PR #12692 introduces a minimum-release-age config that filters out newly released package versions. The intent is good: a quarantine period is one of the best defenses against supply chain attacks. However the current implementation relies on $package->getReleaseDate(), which is derived from the VCS commit timestamp and/or the time property in composer.json. Both are fully controlled by the package author, making the feature trivially bypassable by any attacker, and more or less pointless in its current form.

As @Seldaek noted in the PR:

An attacker could right now easily fake the release date to put it in the past, as the release is under control of the package authors.

The axios npm supply chain attack showed why this matters: the malicious versions were live for 2-3 hours before detection. A quarantine period would have prevented most installs. An attacker sophisticated enough to compromise a maintainer account is sophisticated enough to backdate git commits.

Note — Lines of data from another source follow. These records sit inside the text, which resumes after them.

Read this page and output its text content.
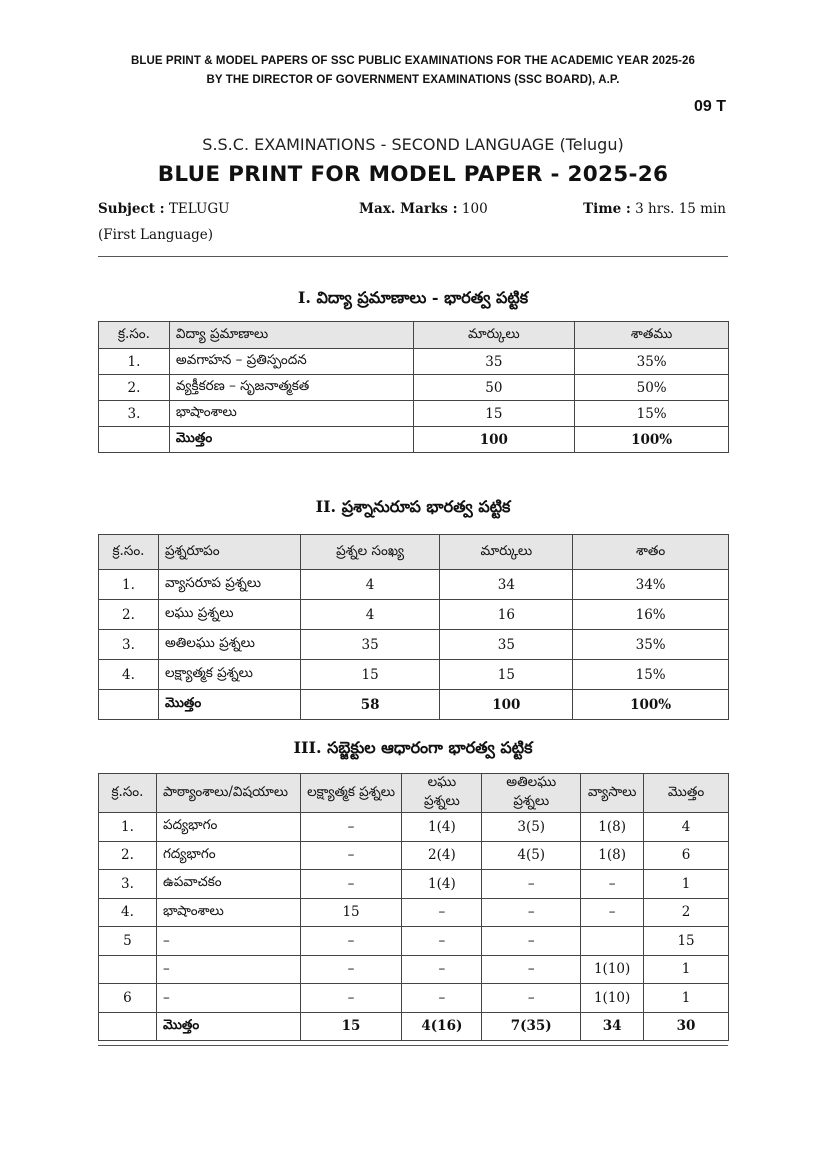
BLUE PRINT & MODEL PAPERS OF SSC PUBLIC EXAMINATIONS FOR THE ACADEMIC YEAR 2025-26
BY THE DIRECTOR OF GOVERNMENT EXAMINATIONS (SSC BOARD), A.P.
09 T
S.S.C. EXAMINATIONS - SECOND LANGUAGE (Telugu)
BLUE PRINT FOR MODEL PAPER - 2025-26
Subject : TELUGU	Max. Marks : 100	Time : 3 hrs. 15 min
(First Language)
I. విద్యా ప్రమాణాలు - భారత్వ పట్టిక
క్ర.సం.	విద్యా ప్రమాణాలు	మార్కులు	శాతము
1.	అవగాహన – ప్రతిస్పందన	35	35%
2.	వ్యక్తీకరణ – సృజనాత్మకత	50	50%
3.	భాషాంశాలు	15	15%
	మొత్తం	100	100%
II. ప్రశ్నానురూప భారత్వ పట్టిక
క్ర.సం.	ప్రశ్నరూపం	ప్రశ్నల సంఖ్య	మార్కులు	శాతం
1.	వ్యాసరూప ప్రశ్నలు	4	34	34%
2.	లఘు ప్రశ్నలు	4	16	16%
3.	అతిలఘు ప్రశ్నలు	35	35	35%
4.	లక్ష్యాత్మక ప్రశ్నలు	15	15	15%
	మొత్తం	58	100	100%
III. సబ్జెక్టుల ఆధారంగా భారత్వ పట్టిక
క్ర.సం.	పాఠ్యాంశాలు/విషయాలు	లక్ష్యాత్మక ప్రశ్నలు	లఘు ప్రశ్నలు	అతిలఘు ప్రశ్నలు	వ్యాసాలు	మొత్తం
1.	పద్యభాగం	–	1(4)	3(5)	1(8)	4
2.	గద్యభాగం	–	2(4)	4(5)	1(8)	6
3.	ఉపవాచకం	–	1(4)	–	–	1
4.	భాషాంశాలు	15	–	–	–	2
5	–	–	–	–		15
	–	–	–	–	1(10)	1
6	–	–	–	–	1(10)	1
	మొత్తం	15	4(16)	7(35)	34	30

How other ecosystems solve this

pnpm ships minimumReleaseAge which uses the npm registry's time object, a server-side timestamp set when npm publish is called. The package author can't influence this value (as far as I know). npm itself has adopted the same setting. Yarn recently added npmMinimalAgeGate. All three work because the npm registry owns the publish timestamp.

What's needed

For this feature to provide real supply chain protection, Packagist would need to:

  1. Record a server-side publish timestamp when a version is first indexed, a date the package author cannot set or modify
  2. Expose this timestamp in the package metadata API (e.g. as publish_time)

Composer could then use this registry-controlled timestamp instead of the VCS-derived getReleaseDate().

Without this, a minimum-release-age feature is a speed bump against lazy/automated attacks at best. It doesn't offer any protection against targeted supply chain compromises.

It'd be great if implementing something like this could be prioritised. This is a major security hole for Composer at the moment.